A displayed computer program or program fragment should normally be transcribed in grade 1 braille; nearby excerpts from a program that is displayed in grade 1 should preferably also be in grade 1, for consistency. Other expressions, such as email addresses, web sites, URLs, filenames, and computer expressions not displayed on separate lines, should normally be transcribed in grade 2 braille.
Refer to: Section 2, Terminology and General Rules, for the "Standing Alone" rule; and also to Section 10, Contractions, for examples of email and web addresses.
Refer to: Guidelines for Technical Material, Part 17, Computer
Notation, for an example of a program fragment.
Some common operation signs
− minus (when distinguished from hyphen)
× times (multiplication cross)
÷ divided by (horizontal line between dots)
Some common comparison signs
< less than, or opening angle bracket
> greater than, or closing angle bracket
Refer to: Guidelines for Technical Material, Part 3, Signs of Operation, Comparison and Omission, for a full list of operation and comparison signs.
When isolated calculations appear in a literary text, the print spacing should be followed.
Follow print spacing in any technical notation where spacing is significant. If unsure of its significance, follow the print spacing as long as the presence or absence of spaces is clear. In cases where print spacing is indeterminate or known not to be significant, spacing should be used to reflect the structure of the expression or equation.
Note: In most common mathematics including algebra, operation signs should be unspaced on both sides but comparison signs should be spaced.
Refer to: Guidelines for Technical Material, Part 1, General Principles, for more advice on the spacing of technical material.

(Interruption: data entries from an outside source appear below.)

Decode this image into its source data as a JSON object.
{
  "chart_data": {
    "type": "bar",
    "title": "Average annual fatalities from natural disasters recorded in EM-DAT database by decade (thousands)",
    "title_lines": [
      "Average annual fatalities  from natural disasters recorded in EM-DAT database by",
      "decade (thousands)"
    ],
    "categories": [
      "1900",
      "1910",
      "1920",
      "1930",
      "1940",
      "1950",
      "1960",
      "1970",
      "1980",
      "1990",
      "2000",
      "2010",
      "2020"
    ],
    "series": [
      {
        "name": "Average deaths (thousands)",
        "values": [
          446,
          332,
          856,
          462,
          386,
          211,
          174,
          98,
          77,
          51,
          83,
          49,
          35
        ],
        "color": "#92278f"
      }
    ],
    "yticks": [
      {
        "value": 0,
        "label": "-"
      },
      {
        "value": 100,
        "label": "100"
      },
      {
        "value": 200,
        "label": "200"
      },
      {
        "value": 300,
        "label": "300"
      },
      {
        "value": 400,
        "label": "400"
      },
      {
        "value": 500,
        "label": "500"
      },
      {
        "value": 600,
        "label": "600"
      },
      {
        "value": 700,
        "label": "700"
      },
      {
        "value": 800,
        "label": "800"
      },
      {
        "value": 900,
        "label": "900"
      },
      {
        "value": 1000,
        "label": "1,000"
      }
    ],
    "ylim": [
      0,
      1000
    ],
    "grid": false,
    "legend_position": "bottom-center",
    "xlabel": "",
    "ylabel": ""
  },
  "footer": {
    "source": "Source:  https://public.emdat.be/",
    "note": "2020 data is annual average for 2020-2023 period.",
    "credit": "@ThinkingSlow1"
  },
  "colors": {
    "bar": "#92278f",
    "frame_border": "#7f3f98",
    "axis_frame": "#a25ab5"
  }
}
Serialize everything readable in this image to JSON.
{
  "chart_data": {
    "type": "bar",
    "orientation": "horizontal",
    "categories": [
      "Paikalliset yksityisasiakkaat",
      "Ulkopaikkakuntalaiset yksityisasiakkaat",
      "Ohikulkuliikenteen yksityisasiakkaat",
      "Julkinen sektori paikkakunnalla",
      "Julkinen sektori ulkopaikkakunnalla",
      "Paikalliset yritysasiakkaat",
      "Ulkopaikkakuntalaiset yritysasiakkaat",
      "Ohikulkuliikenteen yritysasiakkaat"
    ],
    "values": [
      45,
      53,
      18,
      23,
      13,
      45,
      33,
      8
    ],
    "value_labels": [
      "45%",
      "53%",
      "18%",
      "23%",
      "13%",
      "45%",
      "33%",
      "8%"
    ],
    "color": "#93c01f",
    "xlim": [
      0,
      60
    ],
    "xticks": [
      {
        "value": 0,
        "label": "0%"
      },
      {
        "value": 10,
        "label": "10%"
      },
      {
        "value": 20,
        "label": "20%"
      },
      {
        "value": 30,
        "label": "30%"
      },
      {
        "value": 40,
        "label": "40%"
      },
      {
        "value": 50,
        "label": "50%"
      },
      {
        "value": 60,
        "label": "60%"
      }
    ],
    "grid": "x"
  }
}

A simple numeric fraction is one whose numerator and denominator contain only digits, decimal points, commas or separator spaces and whose fraction line in print is drawn between the two vertically (or nearly vertically) arranged numbers. In such a case a numeric fraction line symbol is used between the numerator and denominator and continues the numeric mode.
Mixed numbers should be treated as two unspaced numeric items.
The numeric fraction line is not used when the print is expressed linearly using an ordinary forward slash symbol. In such a case the same symbol is used as in print.